A number of videos illustrating the movement of ash within the individual channels of a DPF were shown by MIT. Engine out ash particles are very small and usually dispersed within the individual engine-out PM particles. PM (and thus ash) is deposited relatively uniformly over the DPF channel surfaces. As the carbon fraction is oxidized, the ash particles are left behind and tend to agglomerate together into “sheet-like” deposits. These are then transported to the end of the channel where they agglomerate further to form an ash cake with significant void volumes [A. Sappok, MIT].

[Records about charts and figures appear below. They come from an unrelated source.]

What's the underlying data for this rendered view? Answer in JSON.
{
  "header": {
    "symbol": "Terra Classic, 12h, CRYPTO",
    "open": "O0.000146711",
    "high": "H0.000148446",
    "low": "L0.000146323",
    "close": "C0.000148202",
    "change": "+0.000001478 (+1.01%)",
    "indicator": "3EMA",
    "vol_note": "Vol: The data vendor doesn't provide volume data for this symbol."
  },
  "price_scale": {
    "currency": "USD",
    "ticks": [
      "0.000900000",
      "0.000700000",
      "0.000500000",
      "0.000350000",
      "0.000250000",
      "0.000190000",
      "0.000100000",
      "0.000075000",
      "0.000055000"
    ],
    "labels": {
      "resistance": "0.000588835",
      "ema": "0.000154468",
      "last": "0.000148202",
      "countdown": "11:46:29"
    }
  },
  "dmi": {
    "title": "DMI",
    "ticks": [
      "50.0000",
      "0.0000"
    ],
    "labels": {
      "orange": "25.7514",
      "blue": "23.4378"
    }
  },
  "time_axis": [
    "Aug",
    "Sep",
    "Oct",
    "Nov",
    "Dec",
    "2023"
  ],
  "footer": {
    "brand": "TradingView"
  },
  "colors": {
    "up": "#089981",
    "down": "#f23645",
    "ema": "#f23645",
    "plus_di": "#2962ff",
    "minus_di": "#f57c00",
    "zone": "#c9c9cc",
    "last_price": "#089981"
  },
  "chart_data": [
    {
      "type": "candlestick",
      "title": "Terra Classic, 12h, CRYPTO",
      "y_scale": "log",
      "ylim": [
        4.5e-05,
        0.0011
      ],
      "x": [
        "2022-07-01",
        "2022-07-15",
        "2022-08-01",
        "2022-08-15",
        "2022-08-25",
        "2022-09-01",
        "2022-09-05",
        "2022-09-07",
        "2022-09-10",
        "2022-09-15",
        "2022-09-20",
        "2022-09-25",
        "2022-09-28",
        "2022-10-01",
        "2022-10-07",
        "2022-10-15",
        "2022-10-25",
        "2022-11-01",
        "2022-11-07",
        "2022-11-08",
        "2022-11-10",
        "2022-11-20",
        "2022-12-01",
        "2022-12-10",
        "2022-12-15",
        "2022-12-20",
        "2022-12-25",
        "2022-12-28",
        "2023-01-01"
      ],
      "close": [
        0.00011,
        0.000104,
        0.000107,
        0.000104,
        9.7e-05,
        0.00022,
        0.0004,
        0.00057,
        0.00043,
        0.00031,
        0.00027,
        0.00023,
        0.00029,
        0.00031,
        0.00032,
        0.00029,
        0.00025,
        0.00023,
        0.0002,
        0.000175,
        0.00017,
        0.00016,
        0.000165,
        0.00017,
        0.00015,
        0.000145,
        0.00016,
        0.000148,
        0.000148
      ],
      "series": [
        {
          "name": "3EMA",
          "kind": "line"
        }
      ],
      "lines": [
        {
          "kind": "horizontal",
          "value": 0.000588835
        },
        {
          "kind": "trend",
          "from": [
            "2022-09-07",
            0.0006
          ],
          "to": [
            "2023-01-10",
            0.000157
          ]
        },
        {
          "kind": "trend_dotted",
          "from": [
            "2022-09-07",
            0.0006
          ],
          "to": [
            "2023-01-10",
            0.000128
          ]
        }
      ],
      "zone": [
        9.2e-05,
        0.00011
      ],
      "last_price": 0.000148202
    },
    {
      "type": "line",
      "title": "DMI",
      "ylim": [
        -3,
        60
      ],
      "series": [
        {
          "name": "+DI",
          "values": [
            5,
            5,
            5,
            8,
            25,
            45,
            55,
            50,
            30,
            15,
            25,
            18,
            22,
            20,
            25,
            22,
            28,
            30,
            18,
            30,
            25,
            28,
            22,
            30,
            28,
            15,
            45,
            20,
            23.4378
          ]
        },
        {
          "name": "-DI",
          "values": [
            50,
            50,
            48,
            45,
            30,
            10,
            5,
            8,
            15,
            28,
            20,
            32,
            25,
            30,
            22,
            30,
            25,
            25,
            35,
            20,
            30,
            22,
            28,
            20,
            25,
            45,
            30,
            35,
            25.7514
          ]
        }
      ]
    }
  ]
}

Challenges of integrating an SCR catalyst into a DPF were discussed by Haldor Topsoe. The SCR catalyst must be able to survive the temperatures experienced during active regeneration—about 800-900°C. Common copper and iron zeolites as well as vanadium pentoxide based SCR catalysts are not stable at these temperatures and may not be suitable if DPF temperatures exceed the above values. However, copper chabazite and similar materials are stable and even require high temperatures to become fully activated. An integrated DPF/SCR catalyst with such an SCR catalyst applied to the outlet side of the DPF was tested on a Euro 5 light-duty engine. It was noted that ammonia emissions control requires an ammonia slip catalyst and the presence of urea on the DPF caused some reduction in passive regeneration [K. Johansen, Haldor-Topsoe].